同じく12月20日(木)にはシャジャイヤの幼稚園も訪れ、園児たちへの栄養に関する教育セッションを視察しました。今年度事業で対象としている幼稚園はガザ市3つの地域でそれぞれ3つずつ、合計9つで、今回はそのうちの一つであるバラーイム・アルクッズ幼稚園に行きました。

園児たちに人形劇を通じて体に良いお菓子や、歯磨き・手洗いの重要性をわかりやすく説明して、子どもの体を丈夫にするのが目的です。
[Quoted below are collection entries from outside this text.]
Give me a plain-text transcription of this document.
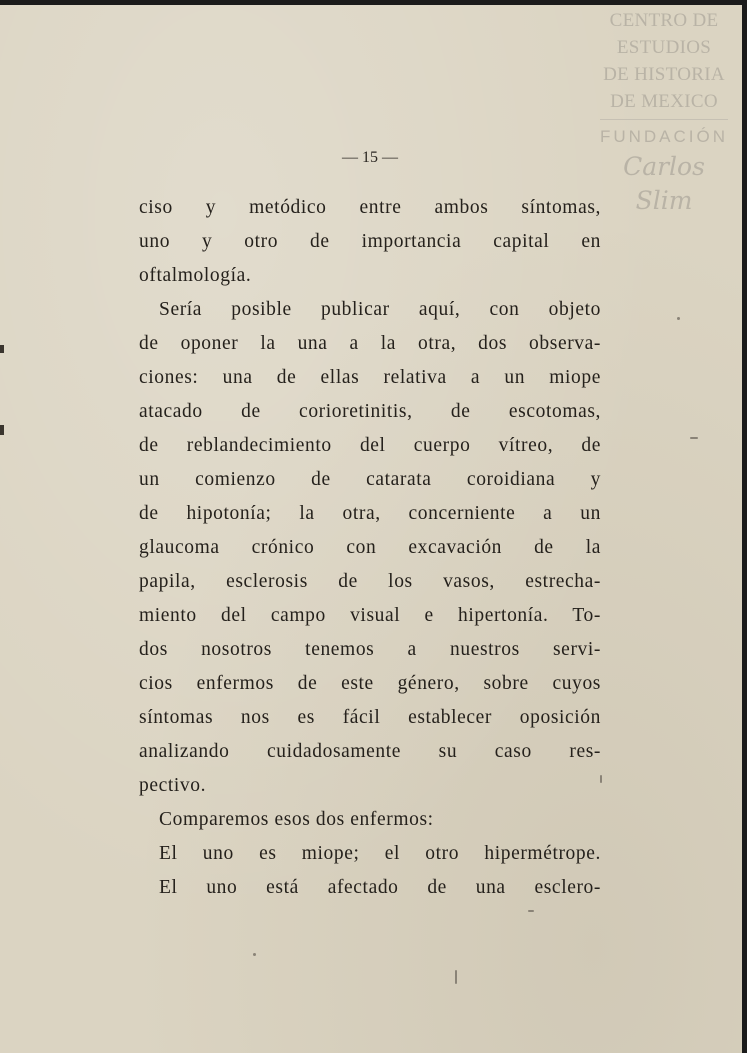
CENTRO DE
ESTUDIOS
DE HISTORIA
DE MEXICO
FUNDACIÓN
Carlos Slim
— 15 —
ciso y metódico entre ambos síntomas,
uno y otro de importancia capital en
oftalmología.
Sería posible publicar aquí, con objeto
de oponer la una a la otra, dos observa-
ciones: una de ellas relativa a un miope
atacado de corioretinitis, de escotomas,
de reblandecimiento del cuerpo vítreo, de
un comienzo de catarata coroidiana y
de hipotonía; la otra, concerniente a un
glaucoma crónico con excavación de la
papila, esclerosis de los vasos, estrecha-
miento del campo visual e hipertonía. To-
dos nosotros tenemos a nuestros servi-
cios enfermos de este género, sobre cuyos
síntomas nos es fácil establecer oposición
analizando cuidadosamente su caso res-
pectivo.
Comparemos esos dos enfermos:
El uno es miope; el otro hipermétrope.
El uno está afectado de una esclero-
子どもが多いガザでは、幼稚園で働くスタッフ不足が慢性的な問題で、保育士の資格を持っていない、栄養や衛生に関して知識を持っていないスタッフが多くいます。私たちの事業では、定期的にこういった人形劇のセッションを行い、この様な問題を少しでも減らせるように努めています。

今回ボランティアさんと保健指導員は、「適切なお菓子はどんなものか?」、「ポテトチップスは体に良くないけど、果物は体に良いよ」と言う様な内容の人形劇を見せて、園児たちは、楽しみながら、自然に栄養について学んでいました。紛争後「眠れない」、「食べられない」と精神的なダメージを訴えている子どももいますが、今回幼稚園に集まった園児たちは元気そうにしていて、久しぶりに明るい楽しい集まりとなりました。

12月に入ってから、こういった活動一つ一つを視察しながら、ガザの人々の強さと優しさを改めて感じました。また今年1月には、2012年度事業を終了するための事業評価や、会計報告に関する打合せも頻繁にAEIスタッフと行っています。もうすぐ年度末になり、2012年度事業は一年間の区切りを迎えますが、2013年度も、引き続きガザでの事業を見守りたいと思います。

※昨年12月と今年1月には、11月に開始した緊急支援物資の配布にも同行していました。これについては別途1月末から2月初旬に報告したいと思いますが、現在ガザの人々は力強く生活しています。